On top of that, there’s “The Code of Canon Law“, another book of almost 1,000 pages. How can anyone possibly live with so many rules and regulations?! Here’s the thing. We live our lives, Catholic or secular, according to a set of guidelines. In the secular world they’re called “laws” and if you ever watch a lawyer show on television you’ll notice that every law office has shelf after shelf of law books. If you play sports, you know that each one has a rule book. Some are simple like soccer which has just twelve laws with most of the important stuff in just one law which covers all the fouls. On the other hand, baseball and American football have very thick rule books.
Most successful businesses operate under a set of rules, maybe written down, maybe not. These are internal rules and regulations plus every business must follow codes and laws that get more complicated every day. Just yesterday Fred DeLuca, founder of Subway restaurants said that if he were to try to start his chain today it would be impossible because of government regulations. Subway, started in 1965 is the second largest restaurant company in the world.
We can’t escape laws and rules in any area of our lives. Even natural laws, for example the law of gravity, restrict our actions. It would be great to be able to fly like the birds, but that silly gravity law keeps us firmly planted on planet Earth.
As far as civil law is concerned, I don’t think I should have to stop at red lights. It slows me down! It’s a restriction of my freedom! But the red light is there for a reason, mostly to keep me from killing myself or someone else in an accident. I don’t know about you, but I wouldn’t want to drive in a place that didn’t have traffic laws.
In this remarkable thing we call the Catholic Church, our basic laws were given to us by God and Jesus Himself. “Thou shalt not kill. Thou shall love the Lord God. Do unto others as you would have them do unto you.” No rational person would dispute these things. Over the centuries, our Church leaders have interpreted the Word of God and expanded on God’s laws making them easier for us to understand and to follow.
Most Catholics don’t own a copy of the Catechism. They should, but they probably don’t. If a Catholic has a question, the Catechism is a handy place to look for the answer. Every paragraph is cross-referenced to the Scripture passage or Church document that supports it.
On the other hand, most people probably shouldn’t have a copy of the Code of Canon Law any more than the average citizen should have an entire book shelf devoted to secular law books. The Code deals with things that most of us don’t need to study in that much detail. I’d say that marriage law is probably the area where Canon Law touches us the most frequently. Marriage regulations are spelled out quite specifically in the Code. For the average person, planning the average wedding, your priest or deacon can tell you everything you need to know. If you’re planning a wedding that’s not so ordinary, what you need to know is in the book.
A relatively common situation is where two people (a man and a woman, remember?) want to get married. They live in two different cities and want to get married in yet another city. There are rules that cover this. Why? Because whoever performs your wedding wants to be sure that the ceremony is valid.

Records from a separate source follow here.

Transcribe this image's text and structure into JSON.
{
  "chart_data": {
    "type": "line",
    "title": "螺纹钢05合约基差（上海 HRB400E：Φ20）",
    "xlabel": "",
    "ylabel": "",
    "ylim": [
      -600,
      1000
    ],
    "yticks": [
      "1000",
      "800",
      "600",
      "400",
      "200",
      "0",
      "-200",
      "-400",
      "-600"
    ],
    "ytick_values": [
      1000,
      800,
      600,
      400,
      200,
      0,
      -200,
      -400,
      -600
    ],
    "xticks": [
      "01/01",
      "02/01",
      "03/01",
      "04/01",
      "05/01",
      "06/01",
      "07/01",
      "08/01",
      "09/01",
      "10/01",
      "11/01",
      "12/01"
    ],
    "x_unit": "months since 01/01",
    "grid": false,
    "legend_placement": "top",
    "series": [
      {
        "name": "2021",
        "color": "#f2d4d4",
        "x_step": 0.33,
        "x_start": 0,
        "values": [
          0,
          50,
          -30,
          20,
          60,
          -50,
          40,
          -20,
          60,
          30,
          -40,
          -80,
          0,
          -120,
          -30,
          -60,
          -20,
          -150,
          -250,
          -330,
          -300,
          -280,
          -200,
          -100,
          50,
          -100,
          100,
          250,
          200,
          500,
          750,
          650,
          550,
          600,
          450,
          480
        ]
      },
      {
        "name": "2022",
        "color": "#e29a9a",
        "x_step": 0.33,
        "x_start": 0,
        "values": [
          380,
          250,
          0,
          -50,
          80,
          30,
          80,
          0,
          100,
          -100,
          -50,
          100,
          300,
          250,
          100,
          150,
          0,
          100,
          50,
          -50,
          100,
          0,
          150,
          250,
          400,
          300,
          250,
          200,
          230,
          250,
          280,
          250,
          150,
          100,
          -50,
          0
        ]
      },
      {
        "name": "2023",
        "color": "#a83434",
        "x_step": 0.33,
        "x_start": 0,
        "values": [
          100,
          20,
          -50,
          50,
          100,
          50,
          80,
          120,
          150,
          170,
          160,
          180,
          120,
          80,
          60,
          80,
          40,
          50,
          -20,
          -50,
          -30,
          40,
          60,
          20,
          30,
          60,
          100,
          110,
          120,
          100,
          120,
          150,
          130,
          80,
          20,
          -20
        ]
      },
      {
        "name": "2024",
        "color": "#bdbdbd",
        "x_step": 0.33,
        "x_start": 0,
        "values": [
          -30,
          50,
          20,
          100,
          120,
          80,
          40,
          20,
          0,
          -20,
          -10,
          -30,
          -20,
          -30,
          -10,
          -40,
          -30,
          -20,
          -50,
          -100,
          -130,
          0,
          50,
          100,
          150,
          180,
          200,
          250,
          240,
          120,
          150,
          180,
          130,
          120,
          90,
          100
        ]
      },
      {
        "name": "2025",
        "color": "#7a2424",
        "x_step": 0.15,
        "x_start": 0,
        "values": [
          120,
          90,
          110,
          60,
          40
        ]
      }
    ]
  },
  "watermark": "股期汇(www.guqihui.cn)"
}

To get back to the original question, “How can you Catholics stand so many rules?”, I think I can give you a practical answer. The so-called rigid structure of the Church actually makes us free. Today is Friday and it’s Lent. When I got out of bed this morning I didn’t have to decide what to do today to offer an adequate sacrifice. The Church tells me, at a minimum, that I shouldn’t eat meat today. I don’t have to figure out what to do. I don’t have to worry that I’m not doing enough. The Church tells me that abstaining from meat for 24 hours is a proper penance. I can do more if I like, but I know that I’ve made the right effort.
On a somewhat higher level, I don’t have to wrestle with my conscience regarding birth control. I know what I’m supposed to do. The same goes for every other sin. I’m free because I don’t have to worry about sinning. Oh, I have to worry about my own sinful tendencies, but I don’t have to decide for myself what’s sinful and what isn’t. I already know, and if I’m not sure, I can turn to the Church for answers.